Having quite recently written a (still experimental) Vulkan backend for sokol_gfx.h, my impression is that starting with `VK_EXT_descriptor_buffer` (soon-ish to be replaced with `VK_EXT_descriptor_heap`), the "core API" is in pretty good shape now (with the remaining problem that all the outdated and depreciated sediment layers are still part of the core API, this should really be kicked out - e.g. when I explicitly request a specific API version like 1.4 I don't care about any features that have been deprecated in versions up to 1.4 and I don't care about any extensions that have been incorporated into the core API up until 1.4, so I'd really like to have them at least not show up in the Vulkan header so that code completion cannot sneak in outdated code (like EXT/KHR postfixes for things that have been moved into core).

The current OpenGL-like sediment-layer-model (e.g. never remove old stuff) is extremely confusing when not following Vulkan development very closely since 2016, since there's often 5 ways to do the same thing, 3 of which are deprecated - but finding out whether a feature is deprecated is its own sidequest.

What I actually wrestled with most was getting the outer frame-loop right without validation layer errors. I feel like this should be the next thing which the "Eye of Khronos" should focus on.

All official tutorial/example code I've tried doesn't run without swapchain-sync-related validation errors on one or another configuration.
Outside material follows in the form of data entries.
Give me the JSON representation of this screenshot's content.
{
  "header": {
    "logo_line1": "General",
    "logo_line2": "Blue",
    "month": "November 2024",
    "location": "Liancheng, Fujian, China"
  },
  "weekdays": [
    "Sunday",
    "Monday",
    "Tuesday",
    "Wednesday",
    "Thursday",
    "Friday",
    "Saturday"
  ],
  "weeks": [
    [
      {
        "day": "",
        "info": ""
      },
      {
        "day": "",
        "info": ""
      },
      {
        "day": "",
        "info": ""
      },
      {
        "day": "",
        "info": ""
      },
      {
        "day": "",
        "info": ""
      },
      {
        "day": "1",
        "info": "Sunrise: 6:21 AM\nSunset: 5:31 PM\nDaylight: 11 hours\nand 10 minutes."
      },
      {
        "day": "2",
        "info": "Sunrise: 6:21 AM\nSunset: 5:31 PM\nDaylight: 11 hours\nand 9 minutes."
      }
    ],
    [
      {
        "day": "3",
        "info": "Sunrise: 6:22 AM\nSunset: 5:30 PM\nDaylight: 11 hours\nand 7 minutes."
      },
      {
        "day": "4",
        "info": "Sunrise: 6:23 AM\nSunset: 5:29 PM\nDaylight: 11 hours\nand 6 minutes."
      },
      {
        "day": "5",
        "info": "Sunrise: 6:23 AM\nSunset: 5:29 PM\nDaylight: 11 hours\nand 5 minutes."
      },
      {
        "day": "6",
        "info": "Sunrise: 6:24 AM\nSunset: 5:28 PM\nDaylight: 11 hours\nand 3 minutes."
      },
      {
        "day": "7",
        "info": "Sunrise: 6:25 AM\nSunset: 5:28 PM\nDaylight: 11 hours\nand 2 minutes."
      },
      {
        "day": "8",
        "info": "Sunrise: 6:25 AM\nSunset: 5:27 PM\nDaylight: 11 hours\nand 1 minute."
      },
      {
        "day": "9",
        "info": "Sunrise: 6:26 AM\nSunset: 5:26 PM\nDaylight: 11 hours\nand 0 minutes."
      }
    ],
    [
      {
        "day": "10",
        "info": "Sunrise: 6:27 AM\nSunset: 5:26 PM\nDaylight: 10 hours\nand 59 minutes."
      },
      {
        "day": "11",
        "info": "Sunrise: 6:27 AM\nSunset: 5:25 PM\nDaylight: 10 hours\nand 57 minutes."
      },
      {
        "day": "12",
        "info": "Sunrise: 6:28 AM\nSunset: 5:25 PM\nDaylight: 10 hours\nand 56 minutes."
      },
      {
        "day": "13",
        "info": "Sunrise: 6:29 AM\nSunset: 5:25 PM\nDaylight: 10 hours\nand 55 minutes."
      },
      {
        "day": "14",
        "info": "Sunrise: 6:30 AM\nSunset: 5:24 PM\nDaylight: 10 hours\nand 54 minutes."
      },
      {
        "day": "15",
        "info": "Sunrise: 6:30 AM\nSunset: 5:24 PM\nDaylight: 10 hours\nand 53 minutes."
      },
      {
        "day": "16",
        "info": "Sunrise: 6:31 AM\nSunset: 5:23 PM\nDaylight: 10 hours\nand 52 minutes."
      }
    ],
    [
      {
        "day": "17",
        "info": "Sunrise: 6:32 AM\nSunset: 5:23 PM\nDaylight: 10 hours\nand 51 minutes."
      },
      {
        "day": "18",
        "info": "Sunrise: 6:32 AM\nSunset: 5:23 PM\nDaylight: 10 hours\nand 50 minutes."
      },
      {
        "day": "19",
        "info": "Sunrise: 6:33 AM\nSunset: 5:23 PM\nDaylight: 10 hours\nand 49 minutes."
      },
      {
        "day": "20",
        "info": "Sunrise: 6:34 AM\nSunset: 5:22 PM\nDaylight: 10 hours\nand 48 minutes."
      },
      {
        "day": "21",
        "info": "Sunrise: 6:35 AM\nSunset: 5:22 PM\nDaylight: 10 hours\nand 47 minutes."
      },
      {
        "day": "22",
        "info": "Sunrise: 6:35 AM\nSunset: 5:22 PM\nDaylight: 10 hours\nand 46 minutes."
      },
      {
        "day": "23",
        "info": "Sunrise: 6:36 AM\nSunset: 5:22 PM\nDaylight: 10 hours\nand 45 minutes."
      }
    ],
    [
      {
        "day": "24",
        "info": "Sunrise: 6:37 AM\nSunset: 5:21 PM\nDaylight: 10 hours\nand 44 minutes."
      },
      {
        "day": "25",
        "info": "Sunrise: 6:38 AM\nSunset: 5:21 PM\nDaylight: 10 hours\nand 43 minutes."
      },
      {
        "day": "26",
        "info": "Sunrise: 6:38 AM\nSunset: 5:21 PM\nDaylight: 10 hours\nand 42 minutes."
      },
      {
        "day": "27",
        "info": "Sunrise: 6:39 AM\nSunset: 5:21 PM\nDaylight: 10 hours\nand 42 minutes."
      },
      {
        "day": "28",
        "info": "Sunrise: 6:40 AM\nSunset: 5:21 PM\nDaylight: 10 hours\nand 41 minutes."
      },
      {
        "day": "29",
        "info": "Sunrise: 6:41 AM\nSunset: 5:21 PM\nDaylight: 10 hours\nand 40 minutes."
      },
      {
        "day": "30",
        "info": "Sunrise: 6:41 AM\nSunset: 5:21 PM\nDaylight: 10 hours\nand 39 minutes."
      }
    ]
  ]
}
Even this 'best practices' example code which demonstrates how to do the frame-loop scaffolding correctly produces valiation layer errors, so it's also quite useless:

https://docs.vulkan.org/guide/latest/swapchain_semaphore_reu...

What's worse: different hardware/driver combos produce different validation layer errors (even in the swapchain-code which really shouldn't have different implementations across GPU vendors - e.g. shouldn't Khronos provide common reference code for those GPU-independent parts of drivers?). I wonder if there is actually any Vulkan code out there which is completely validation-layer-clean across all possible configs (I seriously doubt it).

Also the VK_[EXT/KHR]_swapchain_maintenance1 extension which is supposed to fix all those little warts has such a low coverage that it's not worth supporting (but it should really be part of the core API by now - the extension is from 2019).

Anyway... baby steps into the right direction, only a shame that it took a decade ;)

reactordev · 2026-02-10T15:53:09 1770738789

Vulkan is by far the most powerful and the most pain in the ass API I've ever worked with. I agree on every point you just made.

jorvi · 2026-02-10T17:31:49 1770744709

Isn't the idea that 99% of people use a toolkit atop of Vulkan?

Like, these days game devs just use Unreal Engine, which abstracts away having to work with the PS5 / PS4, DirectX 12, and Vulkan APIs.

I imagine unless it's either for A. edification or B. very bespoke purpose code, you're not touching Vulkan.

flohofwoe · 2026-02-10T17:47:39 1770745659

> Isn't the idea that 99% of people use a toolkit atop of Vulkan?

This idea creates a serious chicken-egg-problem.

Two or three popular engine code bases sitting on top of Vulkan isn't enough 'critical mass' to get robust and high performance Vulkan drivers. When there's so little diversity in the code hammering on the Vulkan API it's unlikely that all the little bugs and performance problems lurking in the drivers will be triggered and fixed, especially when most Unity or Unreal game projects will simply select the D3D11 or D3D12 backend since their main target platform on PC is Windows.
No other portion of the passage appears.